FIB Undip telah memfasilitasi pertemuan antara kuasa hukum Arnendo dan para terduga pelaku pada Jumat (6/3/2026). Seusai pertemuan tersebut, kedua belah pihak bersepakat menyelesaikan kasus klien mereka secara kekeluargaan.
Kendati demikian, Direktur Direktorat Jejaring Media, Komunitas, dan Komunikasi Publik Undip, Nurul Hasfi, mengatakan, pihaknya akan melanjutkan pendalaman kasus dugaan pelecehan seksual serta pengeroyokan yang melibatkan Arnendo. "Tim Undip bagaimanapun sudah membuat dua tim.
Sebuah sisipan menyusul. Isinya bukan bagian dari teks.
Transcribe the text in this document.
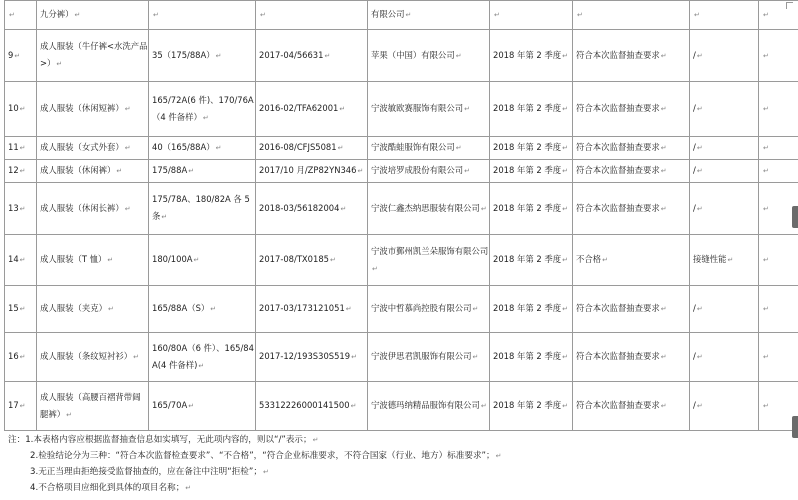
↵	九分裤）↵	↵	↵	有限公司↵	↵	↵	↵	↵
9↵	成人服装（牛仔裤<水洗产品>）↵	35（175/88A）↵	2017-04/56631↵	苹果（中国）有限公司↵	2018 年第 2 季度↵	符合本次监督抽查要求↵	/↵	↵
10↵	成人服装（休闲短裤）↵	165/72A(6 件)、170/76A（4 件备样）↵	2016-02/TFA62001↵	宁波敏欧赛服饰有限公司↵	2018 年第 2 季度↵	符合本次监督抽查要求↵	/↵	↵
11↵	成人服装（女式外套）↵	40（165/88A）↵	2016-08/CFJS5081↵	宁波酷蛙服饰有限公司↵	2018 年第 2 季度↵	符合本次监督抽查要求↵	/↵	↵
12↵	成人服装（休闲裤）↵	175/88A↵	2017/10 月/ZP82YN346↵	宁波培罗成股份有限公司↵	2018 年第 2 季度↵	符合本次监督抽查要求↵	/↵	↵
13↵	成人服装（休闲长裤）↵	175/78A、180/82A 各 5 条↵	2018-03/56182004↵	宁波仁鑫杰纳思服装有限公司↵	2018 年第 2 季度↵	符合本次监督抽查要求↵	/↵	↵
14↵	成人服装（T 恤）↵	180/100A↵	2017-08/TX0185↵	宁波市鄞州凯兰朵服饰有限公司↵	2018 年第 2 季度↵	不合格↵	接缝性能↵	↵
15↵	成人服装（夹克）↵	165/88A（S）↵	2017-03/173121051↵	宁波中哲慕尚控股有限公司↵	2018 年第 2 季度↵	符合本次监督抽查要求↵	/↵	↵
16↵	成人服装（条纹短衬衫）↵	160/80A（6 件）、165/84A(4 件备样)↵	2017-12/193S30S519↵	宁波伊思君凯服饰有限公司↵	2018 年第 2 季度↵	符合本次监督抽查要求↵	/↵	↵
17↵	成人服装（高腰百褶背带阔腿裤）↵	165/70A↵	53312226000141500↵	宁波德玛纳精品服饰有限公司↵	2018 年第 2 季度↵	符合本次监督抽查要求↵	/↵	↵
注：1.本表格内容应根据监督抽查信息如实填写，无此项内容的，则以“/”表示；↵
2.检验结论分为三种：“符合本次监督检查要求”、“不合格”，“符合企业标准要求，不符合国家（行业、地方）标准要求”；↵
3.无正当理由拒绝接受监督抽查的，应在备注中注明“拒检”；↵
4.不合格项目应细化到具体的项目名称；↵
Pertama adalah tim etik, yang itu khusus menyelidi kasus dugaan penganiayaan. Yang kedua adalah satgas kekerasan seksual," kata Nurul saat diwawancara awak media di FIB Undip.
Menurut Nurul, terdapat tiga mahasiswi Undip yang telah melapor dan mengaku menjadi korban pelecehan seksual oleh Arnendo. "Kita tunggu tim bekerja, setelah itu nanti kita akan sampaikan hasilnya," ujarnya.